Geheime Amerikaanse diplomatieke documenten van de ambassade in Damascus maken duidelijk dat Syrische ballingen geld krijgen via het programma 'Middle East Partnership Initiative' van het Amerikaans ministerie van Buitenlandse Zaken. Het geld gaat naar de ballingen via de 'Democracy Council', een ngo met als basis Los Angeles. Zij ontvingen 6,3 miljoen dollar voor het project 'Civil Society Strengthening Initiative', met andere woorden de financiering van producties van de zender Al Barada. In totaal zou het 'Middle East Partnership Initiative' minstens 12 miljoen dollar fondsen hebben overgemaakt voor diverse Syrische programma's van de oppositie in de periode 2005-2010.
Ausama Monajed, een Syrische banneling in Londen, die als producent voor Barada TV werkte en de mediacontacten verzorgde voor de 'Movement for Justice and Development' houdt zich nu voltijds bezig met het verzenden van- meestal bewerkte - video's van de oppositie naar alle media in de wereld. En zo wordt het Amerikaans geld dus gebruikt voor massale propaganda tegen de Syrische president en zijn Baathpartij.

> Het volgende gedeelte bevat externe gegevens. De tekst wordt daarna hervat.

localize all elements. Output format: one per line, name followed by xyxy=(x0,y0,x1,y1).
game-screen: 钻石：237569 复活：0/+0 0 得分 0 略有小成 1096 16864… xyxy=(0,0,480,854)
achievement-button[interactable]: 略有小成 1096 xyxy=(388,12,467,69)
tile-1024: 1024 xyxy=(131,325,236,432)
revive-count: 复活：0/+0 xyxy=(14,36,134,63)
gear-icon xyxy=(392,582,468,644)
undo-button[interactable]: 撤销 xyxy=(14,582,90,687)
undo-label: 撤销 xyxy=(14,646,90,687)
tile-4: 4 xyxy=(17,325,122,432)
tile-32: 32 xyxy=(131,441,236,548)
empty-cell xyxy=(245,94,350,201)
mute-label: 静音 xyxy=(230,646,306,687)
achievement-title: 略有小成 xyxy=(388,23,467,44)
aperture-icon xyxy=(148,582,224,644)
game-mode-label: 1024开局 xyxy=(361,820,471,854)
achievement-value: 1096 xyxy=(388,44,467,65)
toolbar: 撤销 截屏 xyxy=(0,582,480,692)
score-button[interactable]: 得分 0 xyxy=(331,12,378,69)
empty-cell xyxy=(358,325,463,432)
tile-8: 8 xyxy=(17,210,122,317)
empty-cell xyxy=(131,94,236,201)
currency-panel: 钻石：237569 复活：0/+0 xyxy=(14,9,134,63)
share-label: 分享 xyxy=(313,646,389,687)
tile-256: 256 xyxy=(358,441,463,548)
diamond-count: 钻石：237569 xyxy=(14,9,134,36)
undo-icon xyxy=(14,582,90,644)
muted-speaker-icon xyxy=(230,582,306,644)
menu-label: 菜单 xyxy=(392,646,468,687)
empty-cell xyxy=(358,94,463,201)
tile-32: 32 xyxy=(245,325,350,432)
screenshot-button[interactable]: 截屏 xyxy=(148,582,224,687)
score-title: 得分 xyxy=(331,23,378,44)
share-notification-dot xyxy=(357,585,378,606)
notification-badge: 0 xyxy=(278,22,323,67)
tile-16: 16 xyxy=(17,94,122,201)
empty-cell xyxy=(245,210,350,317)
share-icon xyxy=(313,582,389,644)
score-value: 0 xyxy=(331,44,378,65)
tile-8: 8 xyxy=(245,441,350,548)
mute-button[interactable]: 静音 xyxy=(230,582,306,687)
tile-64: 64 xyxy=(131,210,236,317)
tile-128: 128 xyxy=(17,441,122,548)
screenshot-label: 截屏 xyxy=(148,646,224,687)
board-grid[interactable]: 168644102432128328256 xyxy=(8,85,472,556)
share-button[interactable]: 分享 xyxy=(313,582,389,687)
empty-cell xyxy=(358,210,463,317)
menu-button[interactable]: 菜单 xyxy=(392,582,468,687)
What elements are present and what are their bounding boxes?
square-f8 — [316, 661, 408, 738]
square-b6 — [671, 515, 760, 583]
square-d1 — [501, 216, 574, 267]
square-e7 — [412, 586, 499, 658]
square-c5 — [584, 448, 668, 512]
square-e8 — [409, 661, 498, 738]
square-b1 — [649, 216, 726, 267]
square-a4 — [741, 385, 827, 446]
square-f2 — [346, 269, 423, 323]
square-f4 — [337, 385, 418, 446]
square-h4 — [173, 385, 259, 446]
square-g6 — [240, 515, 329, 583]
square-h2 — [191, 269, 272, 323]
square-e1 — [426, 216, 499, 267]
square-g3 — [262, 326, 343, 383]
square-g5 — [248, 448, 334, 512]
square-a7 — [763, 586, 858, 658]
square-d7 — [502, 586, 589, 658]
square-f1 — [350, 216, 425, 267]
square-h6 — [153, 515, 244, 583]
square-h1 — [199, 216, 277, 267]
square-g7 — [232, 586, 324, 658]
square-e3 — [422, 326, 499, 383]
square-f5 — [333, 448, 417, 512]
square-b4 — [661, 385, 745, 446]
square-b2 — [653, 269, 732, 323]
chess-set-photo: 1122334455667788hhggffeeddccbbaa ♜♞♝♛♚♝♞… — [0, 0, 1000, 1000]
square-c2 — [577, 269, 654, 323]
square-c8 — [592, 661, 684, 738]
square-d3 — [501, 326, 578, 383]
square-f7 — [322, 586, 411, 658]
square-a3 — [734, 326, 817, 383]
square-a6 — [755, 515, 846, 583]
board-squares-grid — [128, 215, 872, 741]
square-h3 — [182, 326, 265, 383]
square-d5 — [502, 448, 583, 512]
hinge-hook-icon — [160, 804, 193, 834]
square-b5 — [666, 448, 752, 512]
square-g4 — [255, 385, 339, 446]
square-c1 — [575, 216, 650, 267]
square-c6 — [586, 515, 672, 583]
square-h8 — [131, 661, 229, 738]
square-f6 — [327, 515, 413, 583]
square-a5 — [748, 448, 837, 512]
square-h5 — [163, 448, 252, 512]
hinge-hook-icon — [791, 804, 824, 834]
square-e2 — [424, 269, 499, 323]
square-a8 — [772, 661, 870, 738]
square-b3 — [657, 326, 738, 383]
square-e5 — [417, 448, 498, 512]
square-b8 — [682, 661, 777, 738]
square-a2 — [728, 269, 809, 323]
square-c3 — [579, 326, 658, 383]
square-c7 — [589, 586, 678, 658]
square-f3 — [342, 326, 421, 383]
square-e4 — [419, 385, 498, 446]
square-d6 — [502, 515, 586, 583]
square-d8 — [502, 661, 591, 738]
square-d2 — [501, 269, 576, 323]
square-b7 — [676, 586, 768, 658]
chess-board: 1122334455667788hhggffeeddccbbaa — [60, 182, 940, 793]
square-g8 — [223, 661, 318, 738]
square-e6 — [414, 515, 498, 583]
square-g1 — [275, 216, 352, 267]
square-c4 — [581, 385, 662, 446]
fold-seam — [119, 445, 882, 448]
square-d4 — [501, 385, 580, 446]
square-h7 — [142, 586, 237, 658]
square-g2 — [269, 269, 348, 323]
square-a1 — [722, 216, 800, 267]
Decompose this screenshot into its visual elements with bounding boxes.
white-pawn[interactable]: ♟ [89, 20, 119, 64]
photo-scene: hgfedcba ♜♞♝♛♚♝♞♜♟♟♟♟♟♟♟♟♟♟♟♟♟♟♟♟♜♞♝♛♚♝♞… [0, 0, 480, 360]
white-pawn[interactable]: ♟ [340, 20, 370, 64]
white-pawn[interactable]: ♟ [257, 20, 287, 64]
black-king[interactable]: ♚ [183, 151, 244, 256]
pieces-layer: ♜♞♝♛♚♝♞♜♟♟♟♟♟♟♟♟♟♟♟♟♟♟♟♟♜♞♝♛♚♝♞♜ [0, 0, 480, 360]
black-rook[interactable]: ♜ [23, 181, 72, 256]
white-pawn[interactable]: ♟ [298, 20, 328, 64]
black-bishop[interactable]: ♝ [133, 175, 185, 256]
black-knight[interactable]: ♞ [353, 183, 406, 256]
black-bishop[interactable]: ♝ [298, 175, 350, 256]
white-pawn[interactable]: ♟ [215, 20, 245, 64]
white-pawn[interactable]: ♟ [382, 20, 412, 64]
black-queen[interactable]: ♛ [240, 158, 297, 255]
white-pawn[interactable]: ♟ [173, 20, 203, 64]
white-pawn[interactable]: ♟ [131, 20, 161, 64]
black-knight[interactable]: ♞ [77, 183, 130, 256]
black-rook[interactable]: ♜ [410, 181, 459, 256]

De destabilisatiecampagne tegen Syrië kwam heel duidelijk aan het licht door het ontslag van Ghassan Ben Jeddo, de bekendste journalist van Al Jazeera en bureauchef in Beiroet in Libanon. Hij nam ontslag uit protest tegen de eenzijdige berichtgeving door de zender en in het bijzonder de campagne tegen de Syrische regering die Al Jazeera veranderde in een propagandaorgaan. Na Ben Jeddo namen nog andere toonaangevende journalisten bij de nieuwszender om die reden ontslag.
Het is daarbij belangrijk om te weten dat Al Jazeera nooit melding maakt van de militaire luchtmachtbasis van het Amerikaanse Centrale Legercommando in Qatar (waarvan de regering nauwe banden onderhoudt met het Nederlandse koningshuis). Onbemande vliegtuigen (drones) stijgen dagelijks op van die basis voor opdrachten in de regio. Qatar zond eveneens vliegtuigen om deel te nemen aan de bombardementen van de NAVO en de Amerikanen op Libië. Al Jazeera zegt ook niets over het feit dat 94 procent van de arbeid in Qatar verricht wordt door buitenlandse werkslaven zonder fatsoenlijk loon of enige rechten. Ook de massale en bloedige onderdrukking van sjiitische demonstranten door Saoedische soldaten in het naburige Bahrein werd er verzwegen. Volgens Sara Flounders in Global Research van 8 mei 2011 was Qatar één van de eerste Arabische staten en de eerste onder de Golfstaten om relaties aan te knopen met Israël. Tijdens de Israëlische bombardementen op de Gazastrook annuleerde het deze banden, maar sindsdien bood het aan om deze te vernieuwen.
Flounders: "De CIA en de National Endowment for Democracy zijn experts geworden in het gebruik van een spervuur van sociale media zoals Facebook, twitter en YouTube om regeringen onder vuur te nemen met miljoenen verzonnen berichten, wilde geruchten en beelden." Geruchten en anonieme berichten op internet en televisie zijn gericht op het benadrukken van sektarische verschillen en vormen een vast onderdeel van destabilisatiecampagnes.
Syrië is nog één van de weinige Arabische landen die geen relatie heeft met Israël en een nauwe bondgenoot is van Iran en Hezbollah in Libanon. Het is een seculiere staat waar geen enkele religieuze groepering de andere domineert.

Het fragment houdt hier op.